Later I found out that natto is packed with scientifically proven health-promoting substances preventing a range of medical conditions from thrombosis, baldness and obesity to cancer, osteoporosis and Altzheimer's.

Natto is cheap and available from most Japanese food shops abroad. In London it costs me £1.19 for a pack of four.

Sunday, March 22, 2009

Miso shiru: a Japanese staple (みそ汁)

There is no going about it: the base ingredient for this soup, miso paste, looks dodgy. Real dodgy. It is made from fermented beans and ground rice and it only takes a tablespoonful for a bowl of delicately aromatic broth.

A Japanese staple on par with European toasted bread, miso shiru is soup that can be served with any meal.

It is hard to call this cooking but here is the recipe anyway:

  1. Put a 5-6 cm piece of kombu into a pot with cold water and put the pot on medium fire.
  2. When the water is close to boiling take out the kombu. Let the water boil and reduce the heat.
  3. You can also skip steps 1 and 2 by simply adding katsuobushi extract to boiling water. Alternatively, use water wherein dried shiitake mushrooms were soaking overnight.
  4. Scoop miso paste (about 1 tbsp per cup of water) and mix it with a cup of hot stock. Make sure there are no clumps left.
  5. Pour the mix back into the pot. Turn off the heat.
  6. When you add make sure there is not more one strong-tasting (negi) and one mild-tasting (tofu, daikon, wakame) ingredient. Also one should be sinking and the other should be floating. Cluttering your miso soup with too many is against Japanese aesthetics.

Wednesday, March 18, 2009

Gari foto: West African polenta

Yesterday I was rummaging the shelves of an ethnic grocer in West Norwood. Some object to using the word 'ethnic' but how else can you describe a store that carries Indian, Middle Eastern, African and Caribbean food. I call this kind of shops "serendipity outlets": they always have something amazing in store for you.
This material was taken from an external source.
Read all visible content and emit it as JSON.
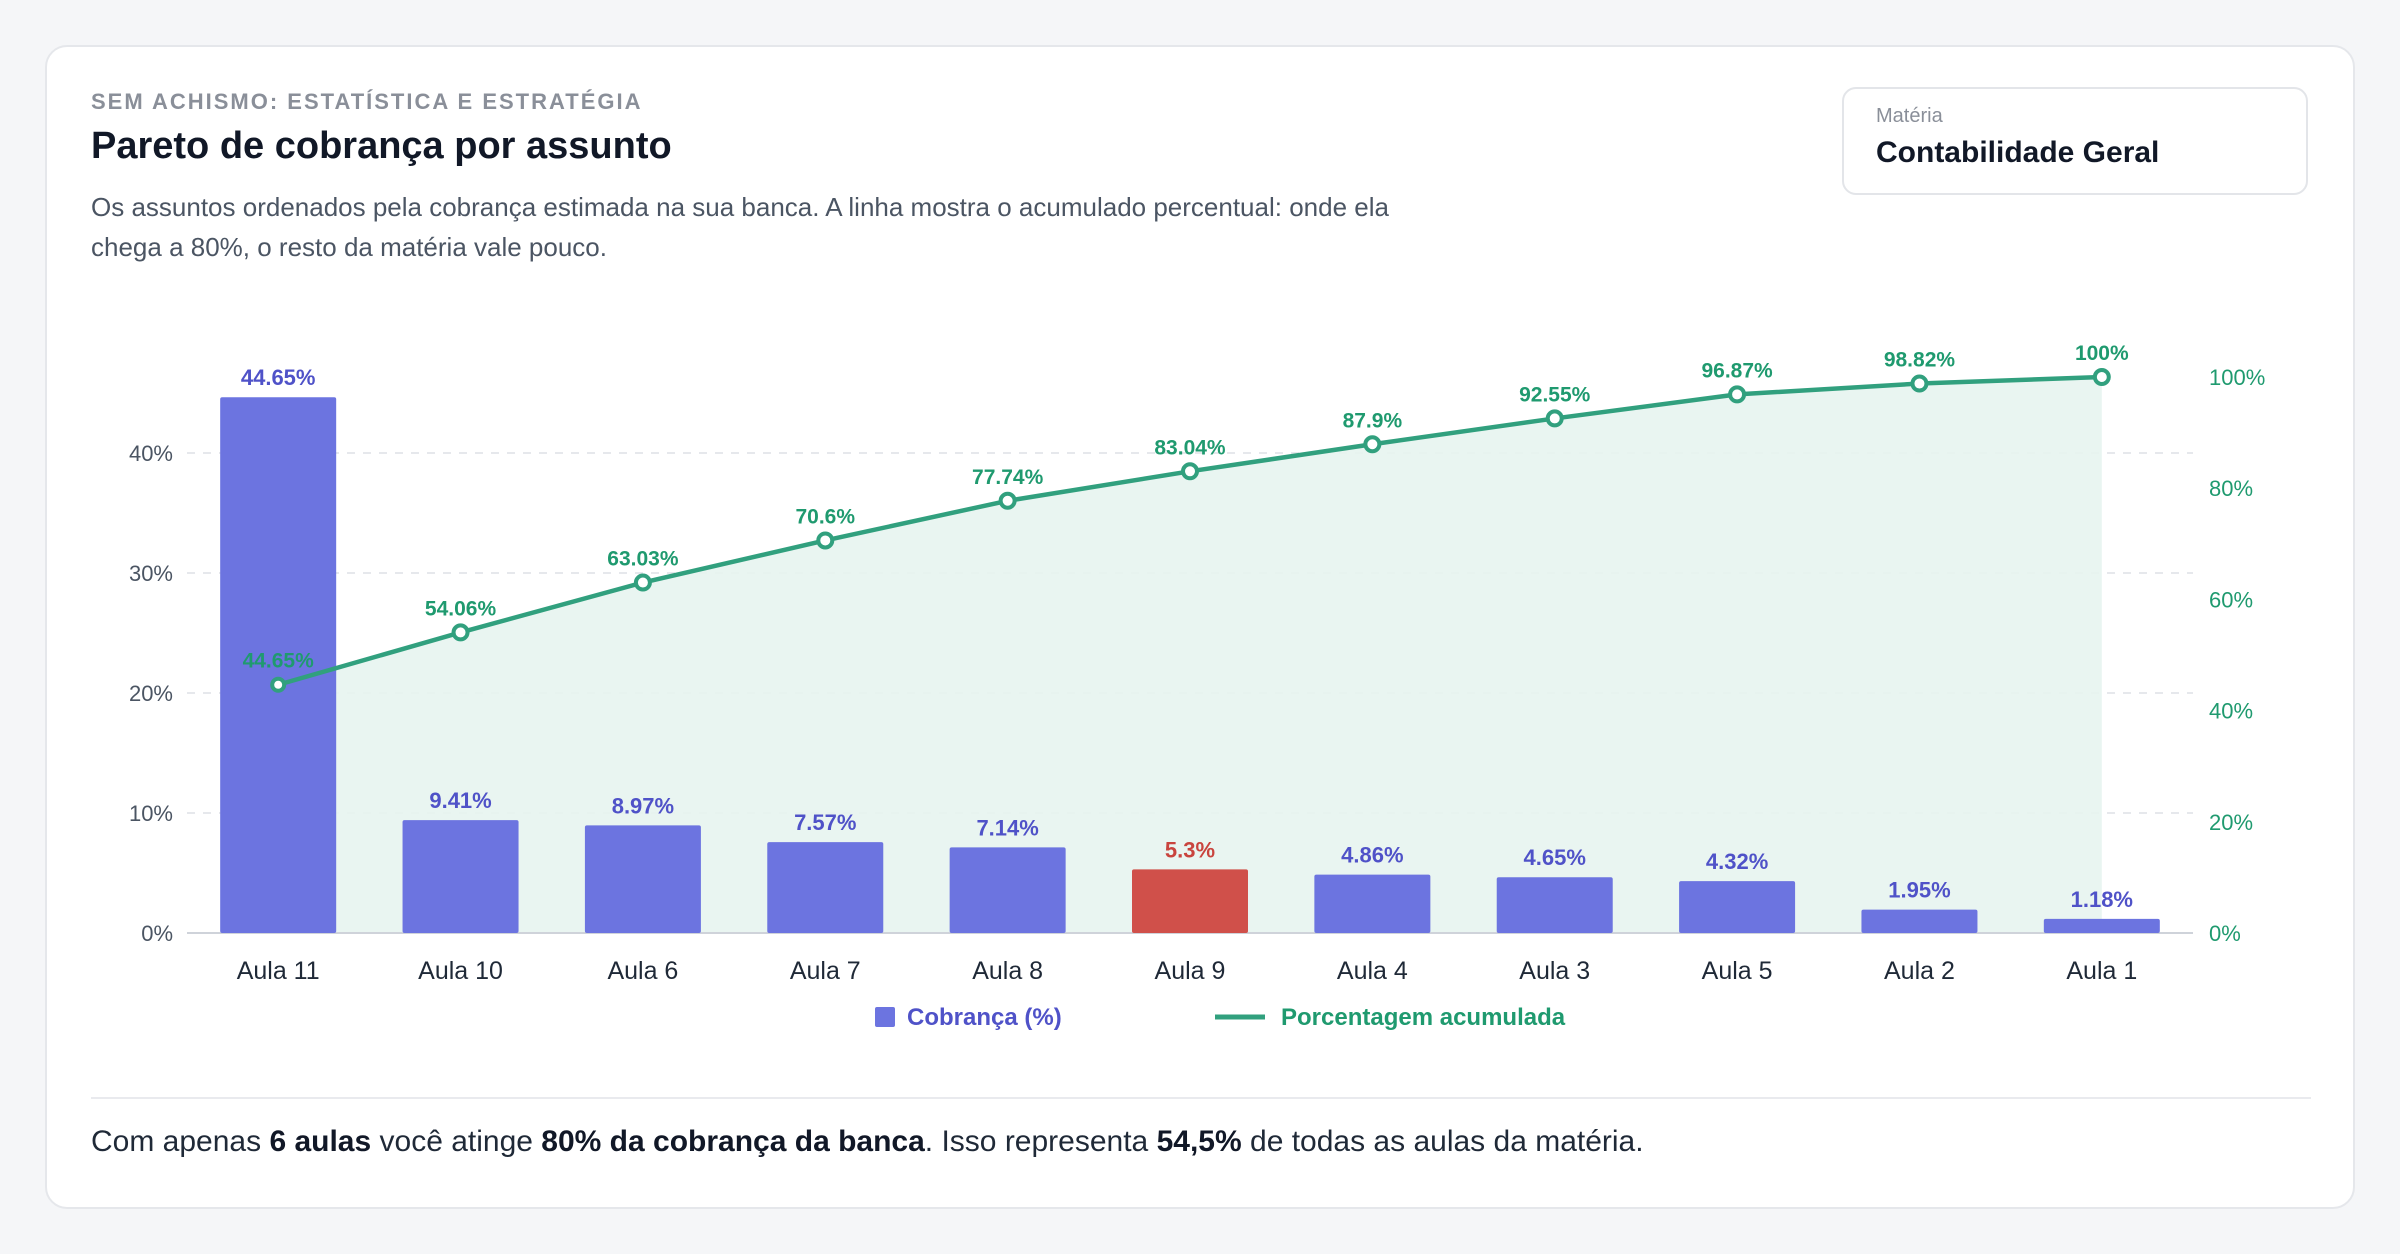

This time a bag saying GARI on it caught my eye. It turned out to be a sort of cassava cereal. How could I resist the temptation!



The recipe is very simple:
  1. Moisten 2 cups of gari with half a cup of water. Let it sit in the bowl.
  2. Peel and chop 2 onions. Fry them in a pot until soft.
  3. Add 2 peeled and chopped tomatoes and 1 tbsp tomato paste. Add some salt. Fry a few more minutes.
  4. Fold the moistened gari into the mix until its pink colour and turn the heat off.
Voilà, here's gari foto for you! The colour of a gentle sunrise, in West Africa it is common breakfast dish.




Saturday, February 28, 2009

Huevos rancheros: South American scrambled eggs with vegetables

Huevos rancheros enhanced

















W
ell, this is entirely my own enhanced version of the highly popular huevos rancheros. First I sauté smoked bacon and chopped red onions in olive oil. This is followed by a dash of aceto balsamico bianco, a glug of oyster sauce and a generous grind of black pepper - these tastes should be incorporated into the oils and juices that later will spread across the dish.

Then I add chopped bell pepper, garden eggs, okra and tomatoes. When all the veggies are still crunchy there go 3 free-range eggs. It comes out smoky, peppery, filled with the flavours of all the veggies.

For a complete breakfast: a cup of hot coffee, a glass of freshly squeezed orange juice (spremuta) and some whole grain bread with sunflower seeds.